ベッドの上で膝を抱える。世界が凍り付いたような感覚の中、私は言葉を探した。でも、秒針の音さえ聞こえてはこなかった。
一人部屋を出た。扉の向こうに広がっていたのは、簡素な白だった。
コンクリートというわけではなさそうだ。木製でも、レンガでもないだろう。いや、それ以前にそこに壁があるのかさえ分からなかった。
途方もなく広い。先が見えない白の世界。振り返ってもそこには何もなかった。今まで自分がどこにいたのかさえも曖昧だった。
前なのか後ろなのかもわからない。上と下がわかるだけましだろうか。
真っ白な世界に私は立ち尽くした。
次第に分からないことは増えていく。私は誰なのだろうか。どうしてここにいるのだろうか。何をしなければならないのだろうか。何をしたいのだろうか。
ふいに頬へ冷たい何かが触れた。見上げると結晶が降り注いでいた。私に触れては解けていくそれは、私という存在を否定しているかのようだった。
空はまた、曇り空になっていた。どんよりとした今朝の空とは少しばかり違うようで、でも、きっと何も違わない空だった。

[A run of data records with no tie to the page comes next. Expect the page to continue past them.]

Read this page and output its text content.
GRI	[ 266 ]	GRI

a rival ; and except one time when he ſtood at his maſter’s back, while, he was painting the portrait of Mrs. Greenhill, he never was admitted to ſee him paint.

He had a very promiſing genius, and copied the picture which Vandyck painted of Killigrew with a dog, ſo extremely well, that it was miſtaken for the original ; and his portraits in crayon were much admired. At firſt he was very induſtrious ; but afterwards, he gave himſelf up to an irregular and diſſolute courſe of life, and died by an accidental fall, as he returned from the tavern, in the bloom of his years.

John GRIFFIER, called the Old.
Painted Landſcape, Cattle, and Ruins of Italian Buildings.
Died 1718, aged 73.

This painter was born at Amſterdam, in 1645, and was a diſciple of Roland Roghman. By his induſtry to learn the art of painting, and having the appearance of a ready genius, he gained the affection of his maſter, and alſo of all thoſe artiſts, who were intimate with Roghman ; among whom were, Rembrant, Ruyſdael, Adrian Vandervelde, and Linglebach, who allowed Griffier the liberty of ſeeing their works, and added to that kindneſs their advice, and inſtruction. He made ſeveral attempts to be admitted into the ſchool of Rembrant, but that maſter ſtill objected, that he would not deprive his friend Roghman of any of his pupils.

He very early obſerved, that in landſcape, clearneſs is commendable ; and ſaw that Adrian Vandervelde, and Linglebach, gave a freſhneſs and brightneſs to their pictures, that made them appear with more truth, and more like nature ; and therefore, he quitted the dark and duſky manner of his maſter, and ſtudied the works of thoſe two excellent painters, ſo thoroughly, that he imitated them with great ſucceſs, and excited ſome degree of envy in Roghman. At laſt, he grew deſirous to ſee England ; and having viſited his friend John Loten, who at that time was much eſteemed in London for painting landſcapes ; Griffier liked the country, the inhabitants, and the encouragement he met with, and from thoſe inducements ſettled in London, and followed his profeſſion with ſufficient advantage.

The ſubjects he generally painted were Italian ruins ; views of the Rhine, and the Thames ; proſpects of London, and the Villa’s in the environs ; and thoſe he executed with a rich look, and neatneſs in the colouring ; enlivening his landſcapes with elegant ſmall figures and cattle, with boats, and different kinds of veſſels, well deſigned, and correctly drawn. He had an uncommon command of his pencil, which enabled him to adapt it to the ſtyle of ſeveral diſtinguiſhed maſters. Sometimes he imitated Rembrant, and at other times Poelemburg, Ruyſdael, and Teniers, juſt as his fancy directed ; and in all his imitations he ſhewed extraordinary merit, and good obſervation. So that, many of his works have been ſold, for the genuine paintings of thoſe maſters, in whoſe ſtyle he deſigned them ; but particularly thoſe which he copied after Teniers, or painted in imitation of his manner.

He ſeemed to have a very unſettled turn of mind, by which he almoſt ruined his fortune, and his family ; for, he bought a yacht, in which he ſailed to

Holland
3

私の足元には道路が敷かれていた。今が朝なのか昼なのかはわからない。夜ではないと思う。それにしては何の音もしない住宅街だった。見渡してもそこに見知った景色はない。いや、そもそも知っている場所などというものが存在するのかもわからなかった。
行先もなく、あてもなく、私は歩を進めた。道は白く冷たく見えなくなっていく。ただ単調な一色の景色は変わることがなかった。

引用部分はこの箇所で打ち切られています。